Building MMO Players Personas
At a Glance | |
---|---|
Domain | Gaming (personal project) |
Type | UX research (100%) |
Skills | Interviews, personas |
Tools | MS Office |
Duration | 9 months |
As a research project for my Anthropology degree, I studied a Massive Multiplayer Online Game The Lord of the Rings Online. I used participant observation and interviews to conduct this ethnographic research. I wrote my thesis on MMO and social representations, using my research as well as academic and industry studies.
In brief
- 230+ hours of participant observation in 118 days.
- 12+ hours of interviews.
- 1988+ pages read (not counting articles).
- 88 pages written (+ 78 pages in annexes) .
- captured in 6 personas
## Methodology
Observations were conducted within the game world only and not face-to-face. I was participating as a player. Other players knew me both as a player and a researcher. This way, I achieved a greater proximity with other players and obtained a better understanding of the game and social dynamics. I took notes on every session on a research journal.
I also conducted long interviews (one hour on average). I created an interview guide which contained the main themes I was interested in and possible questions. Though I chose to conduct interviews on a conversational basis mostly, to stay open to what players were bringing to my attention. The conversation flew naturally from one theme to another, depending on the player's interests. The guide was used mainly to check that all themes had been covered. I used a voice-chat application external to the game to conduct and record the interviews, but also in-game text chat in two cases. I did the integral transcription of all the audio interviews using a specific software.
To reduce and expose the potential biases introduced by my participation, I conducted an analysis based on auto-anthropology method. I did a critical analysis of my own participation in the game, my motivations and my actions. I also examined what kind of impacts this participation had on the research itself, through the relations build with the other players.
These three methodological aspects work in complementarity to corroborate information gathered through different sources.
This research includes many useful insights in players’ motivations, goals and pain points, but an 88-page thesis wasn't the best format to communicate them. So I chose to create six personas to illustrate my findings in a synthetic and concrete way.

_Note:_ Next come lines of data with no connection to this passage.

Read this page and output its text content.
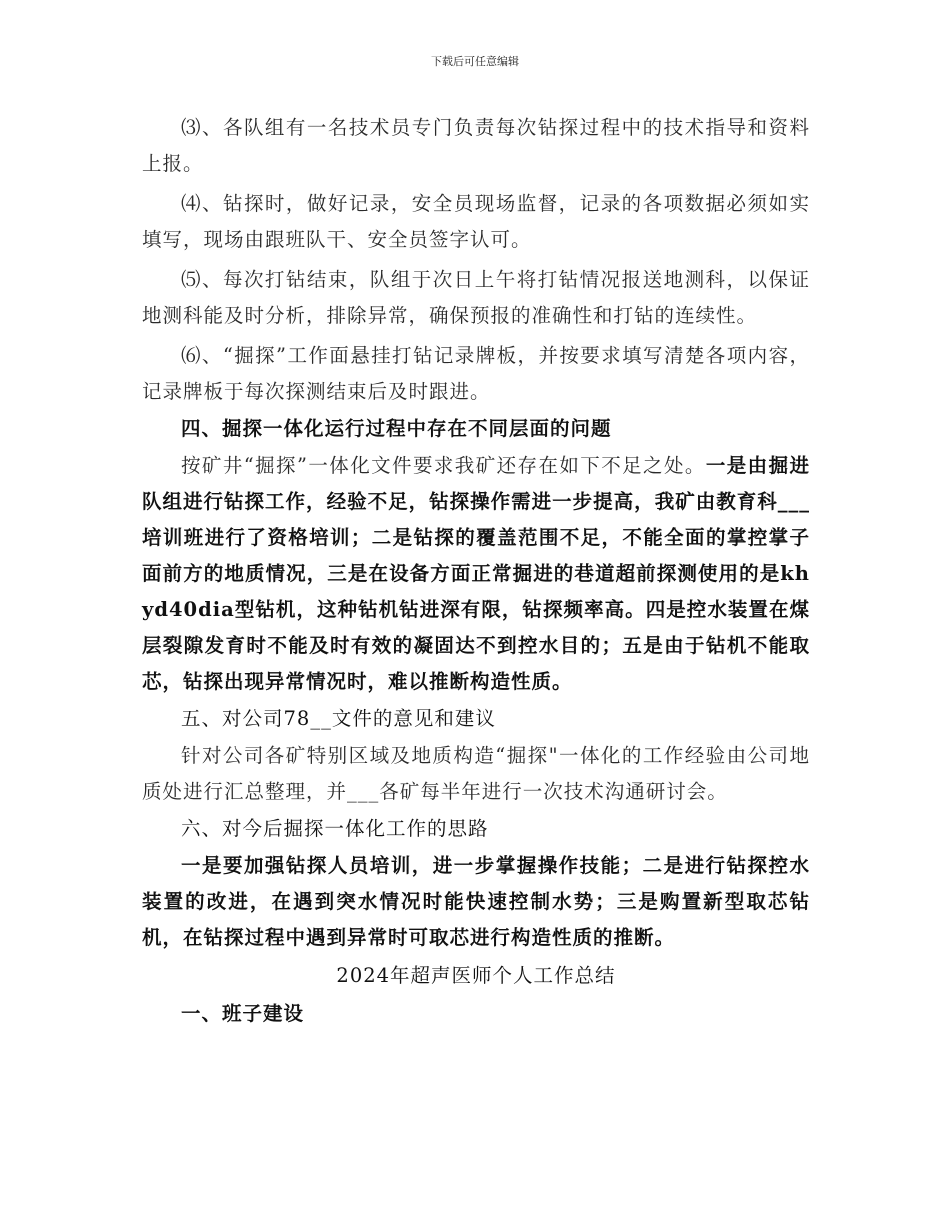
下载后可任意编辑

⑶、各队组有一名技术员专门负责每次钻探过程中的技术指导和资料上报。

⑷、钻探时，做好记录，安全员现场监督，记录的各项数据必须如实填写，现场由跟班队干、安全员签字认可。

⑸、每次打钻结束，队组于次日上午将打钻情况报送地测科，以保证地测科能及时分析，排除异常，确保预报的准确性和打钻的连续性。

⑹、“掘探”工作面悬挂打钻记录牌板，并按要求填写清楚各项内容，记录牌板于每次探测结束后及时跟进。

四、掘探一体化运行过程中存在不同层面的问题

按矿井“掘探”一体化文件要求我矿还存在如下不足之处。一是由掘进队组进行钻探工作，经验不足，钻探操作需进一步提高，我矿由教育科___培训班进行了资格培训；二是钻探的覆盖范围不足，不能全面的掌控掌子面前方的地质情况，三是在设备方面正常掘进的巷道超前探测使用的是khyd40dia型钻机，这种钻机钻进深有限，钻探频率高。四是控水装置在煤层裂隙发育时不能及时有效的凝固达不到控水目的；五是由于钻机不能取芯，钻探出现异常情况时，难以推断构造性质。

五、对公司78__文件的意见和建议

针对公司各矿特别区域及地质构造“掘探"一体化的工作经验由公司地质处进行汇总整理，并___各矿每半年进行一次技术沟通研讨会。

六、对今后掘探一体化工作的思路

一是要加强钻探人员培训，进一步掌握操作技能；二是进行钻探控水装置的改进，在遇到突水情况时能快速控制水势；三是购置新型取芯钻机，在钻探过程中遇到异常时可取芯进行构造性质的推断。

2024年超声医师个人工作总结

一、班子建设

Each persona is composite, the sum of multiple inputs. Each of them concentrates in one archetype several typical attributes I found in different players.
Persona sample
My take on the use of personas in UX - Update 5/21/2018
There have been a lot of discussions on what kind of information should be part of a persona or not, how to communicate personas, and how to use them.

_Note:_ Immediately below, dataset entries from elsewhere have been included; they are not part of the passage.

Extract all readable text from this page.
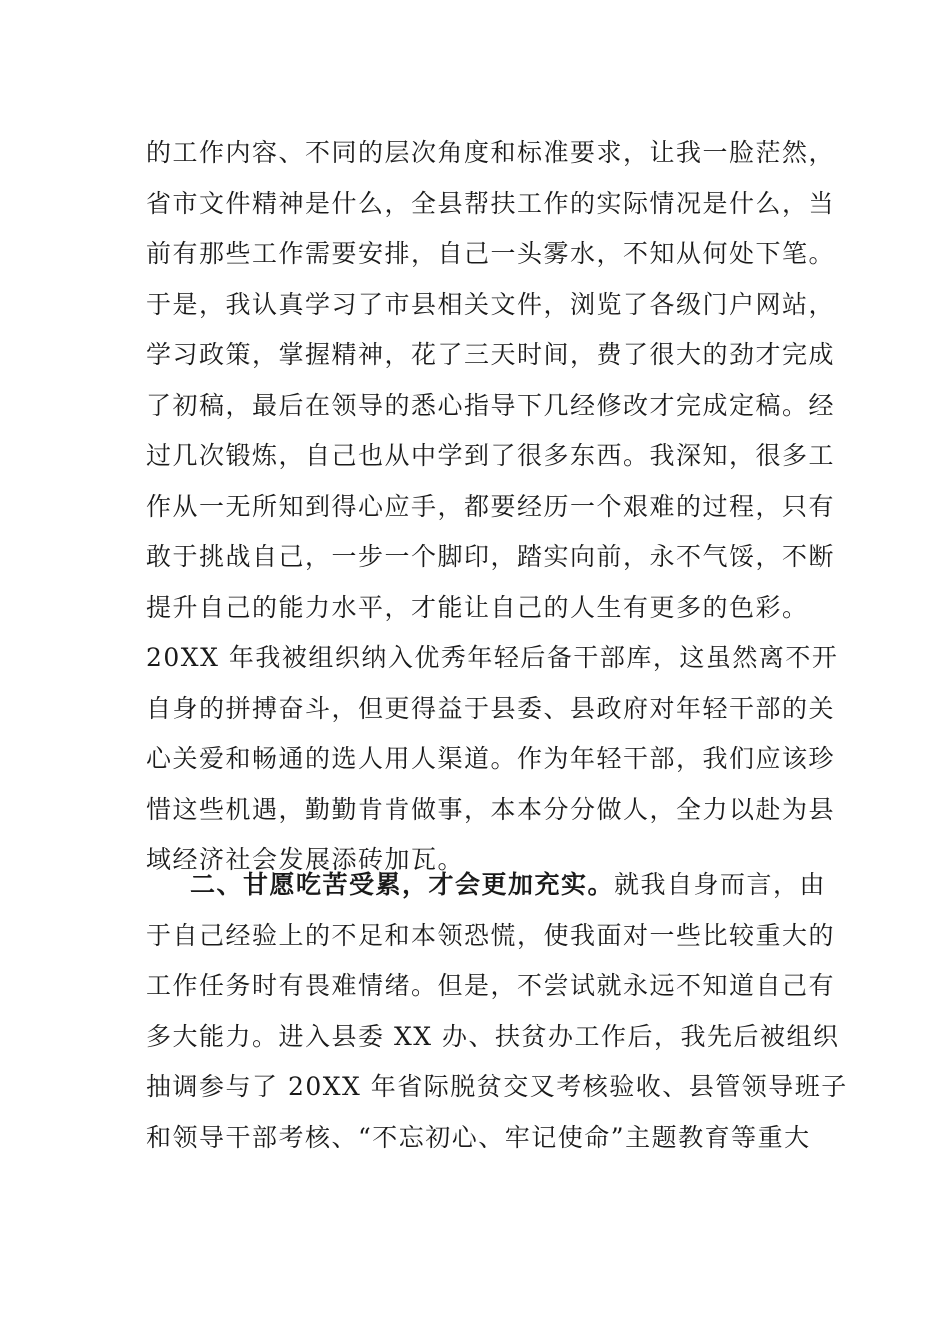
的工作内容、不同的层次角度和标准要求，让我一脸茫然，
省市文件精神是什么，全县帮扶工作的实际情况是什么，当
前有那些工作需要安排，自己一头雾水，不知从何处下笔。
于是，我认真学习了市县相关文件，浏览了各级门户网站，
学习政策，掌握精神，花了三天时间，费了很大的劲才完成
了初稿，最后在领导的悉心指导下几经修改才完成定稿。经
过几次锻炼，自己也从中学到了很多东西。我深知，很多工
作从一无所知到得心应手，都要经历一个艰难的过程，只有
敢于挑战自己，一步一个脚印，踏实向前，永不气馁，不断
提升自己的能力水平，才能让自己的人生有更多的色彩。
20XX 年我被组织纳入优秀年轻后备干部库，这虽然离不开
自身的拼搏奋斗，但更得益于县委、县政府对年轻干部的关
心关爱和畅通的选人用人渠道。作为年轻干部，我们应该珍
惜这些机遇，勤勤肯肯做事，本本分分做人，全力以赴为县
域经济社会发展添砖加瓦。
二、甘愿吃苦受累，才会更加充实。就我自身而言，由
于自己经验上的不足和本领恐慌，使我面对一些比较重大的
工作任务时有畏难情绪。但是，不尝试就永远不知道自己有
多大能力。进入县委 XX 办、扶贫办工作后，我先后被组织
抽调参与了 20XX 年省际脱贫交叉考核验收、县管领导班子
和领导干部考核、“不忘初心、牢记使命”主题教育等重大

My study was not informed by specific business goals. However, I constantly had in mind the objective to uncover design opportunities. As such, these personas would be useful very early in the design process, as part of a need-finding study. Once a specific product or service idea is validated, some of these personas would need to be reviewed and refined based on the design concept.
I chose to use a photo for each persona. A significant part of the human brain is devoted to identifying and decoding face features. This can lead people to automatically make false assumptions, but it also makes the persona easier to remember and empathize with. I hope to balance the former by giving a clear story highlighting the circumstances and motivations, so the readers can rethink their assumptions. This choice actually depends on the audience for whom I'm designing the persona for.
Lastly, I included some demographic information. I don't think demographics should be systematically included, but some pieces of demographic information can be relevant to mention, depending on the product/service and context of use. This question is part of a much larger debate on the relevance of psychological vs sociological factors to explain an individual thoughts and behavior. In short, both are relevant. Some people are often reluctant to categorizations because any kind of category seems to reduce your (their) individuality. It might be even more pronounced among designers, who by definition are creative people, who regard themselves as unique. However, sociological studies are more reliable than psychological studies (in terms of reproducibility). Plus, there are often an inter-play between sociological and psychological factors. Focusing only on one aspect will give the designers an incomplete view. Nonetheless, in the future, if I choose again to include relevant pieces of demographic information, I will draw them from sociology studies and state the reason for including them explicitly.